Вскоре полицейские власти начали испытывать растерянность и некоторую досаду в связи с образом жизни и поведением амнистированных. Начальник корпуса жандармов генерал Перфильев с удивлением сообщал императору: «Они (декабристы
Действительно, все шло, как встарь. Не успел С.П. Трубецкой прибыть в Москву, а агенты уже донесли начальству о том, что он и Волконский позволяют себе «…входить в самые неприличные разговоры о существующем порядке вещей». Петр Андреевич Вяземский, давно разошедшийся с товарищами 1820-х годов, распрощавшийся и с собственными тогдашними взглядами, после нескольких встреч с декабристами раздраженно бросил: «Ни в одном из них нет и тени раскаяния и сознания, что они затеяли дело безумное, не говорю уже преступное… Они увековечились и окостенели в 14 декабря». Нет, было что-то, если не магическое, то притягательное в цифре – 14 декабря.
Выслушаем и противоположную оценке Вяземского точку зрения. «Довелось мне видеть, – вспоминал Л.Н. Толстой, – возвращенных из Сибири декабристов, и я знал их товарищей и сверстников, которые изменили им и остались в России и пользовались всякими почестями и богатством. Декабристы, прожившие на каторге и в изгнании духовной жизнью, вернулись после 30 лет бодрые, умные, радостные, а оставшиеся в России и проведшие жизнь в службе, обедах, картах были жалкие развалины, ни на что никому не нужные, которым нечем было и помянуть свою жизнь».
Это не просто приговор российской действительности 1830—1840-х гг. Льву Николаевичу Толстому, как всегда, удалось подметить то главное, что иллюстрировал случай с декабристами. Жандармский генерал Перфильев был абсолютно не прав: 30-летнее отсутствие декабристов, конечно, наложило на них особый отпечаток. Состоял он в том, что эти люди, окостеневшие, по словам Вяземского, в 14 декабря, оказались готовыми к переменам, происходившим в России в конце 1850-х гг. Они были более терпимы и к разночинной демократии, которая начинала определять в то время общественную жизнь страны (хотя сама эта демократия не всегда казалась декабристам такой уж демократичной), нежели многие прежние их товарищи.
Иными словами, они были более живыми, чуткими, гибкими, чем их сверстники, добровольно или из-под палки служившие Николаю I. Утопия николаевского режима, искалечившая души двух поколений российских людей, забросив революционеров в Сибирь, обошла их стороной, больно зацепила, но не изувечила. Осудившая их власть коснулась наших героев лишь своей карательной дланью, и они, естественно, сопротивлялись ей, как могли.
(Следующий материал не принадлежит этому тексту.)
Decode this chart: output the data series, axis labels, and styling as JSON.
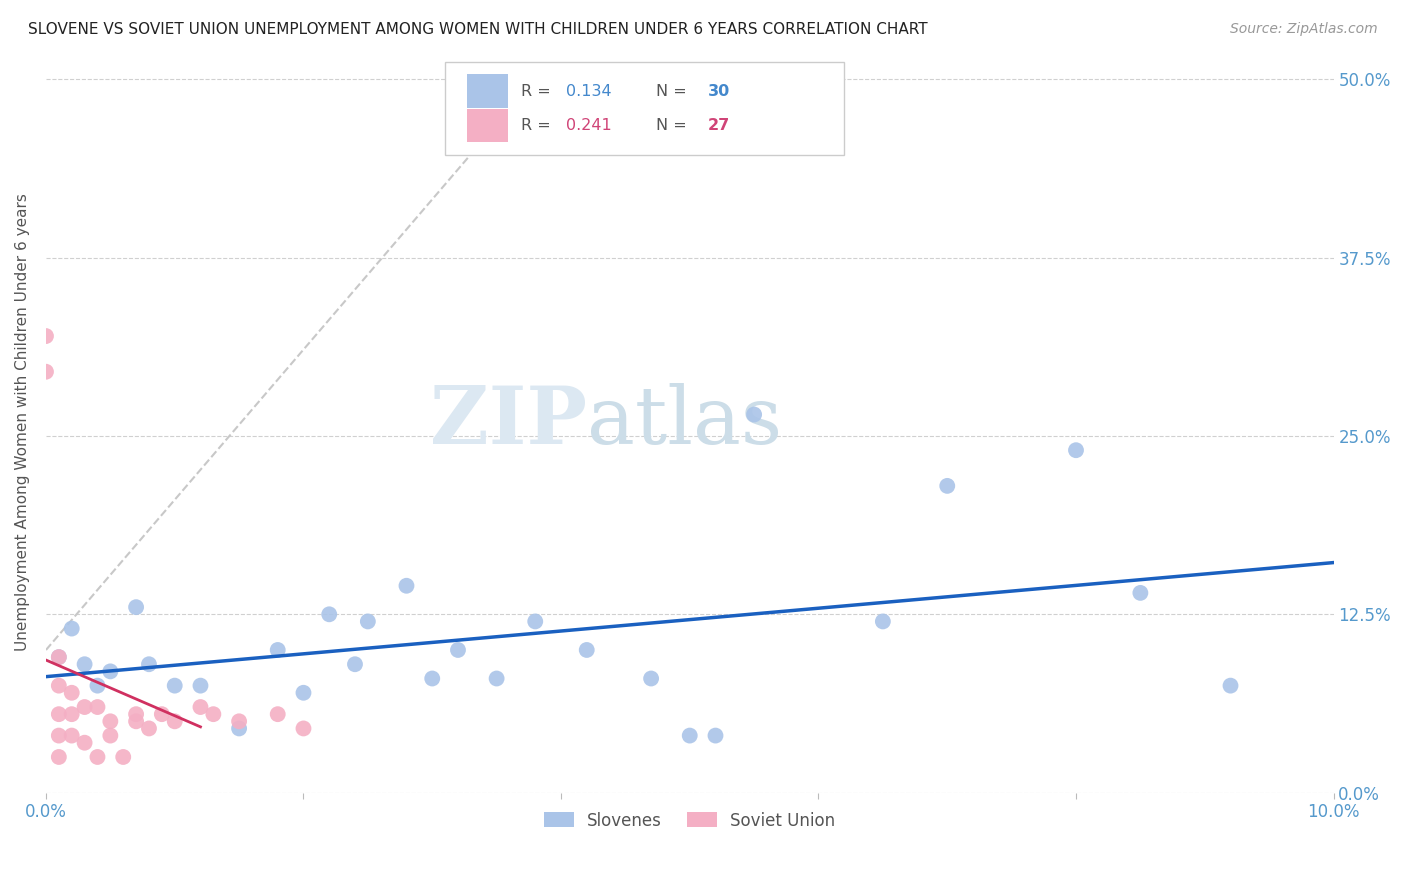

Николаевская действительность не сумела развратить декабристов идейно, купить их совесть или испачкать их руки. Те, кто выжил и вернулся, быстро доказали это.
Дворянские радикалы были и остались отрядом единомышленников, хотя возвращение в Россию проходило у них по-разному. Трубецкой, оставив свою библиотеку Восточно-Сибирскому отделу Русского географического общества и Иркутскому девичьему институту, поспешил в Киев, к замужней дочери. В свои 67 лет он вел в Киеве очень деятельный образ жизни: переписывался с друзьями, родными, возобновил работу над своими записками, готовил замечания и рецензии на воспоминания товарищей. Переписывался Трубецкой и с И.А. Гончаровым, с которым познакомился и подружился в Иркутске, куда писатель заехал после воспетого им позже путешествия на фрегате «Паллада». Через своего зятя Н.Д. Свербеева, который в 1858 г. побывал в Лондоне, Сергей Петрович установил связь с А.И. Герценом.
Совсем иначе выглядело возвращение домой В.И. Штейнгейля. Радости оно ему не принесло, поскольку в доме сына Вячеслава (инспектора Александровского лицея) он оказался чужим человеком. Еще в Сибири Владимир Иванович уничтожил свои записки – сын, навестивший там отца, их не понял и счел опасными для своей карьеры. Прошедшие с того времени годы ничего не изменили – В.В. Штейнгейль считал жизнь отца растраченной впустую, «злополучной». Чтобы избежать восторженной встречи старого декабриста учащейся молодежью, он привез его в свой дом поздней ночью, тайком. Да и хоронил отца тайно, без публичного объявления о смерти. Видимо, полученные на похороны от правительства 541 руб. 50 коп. обязывали инспектора «соблюдать приличия».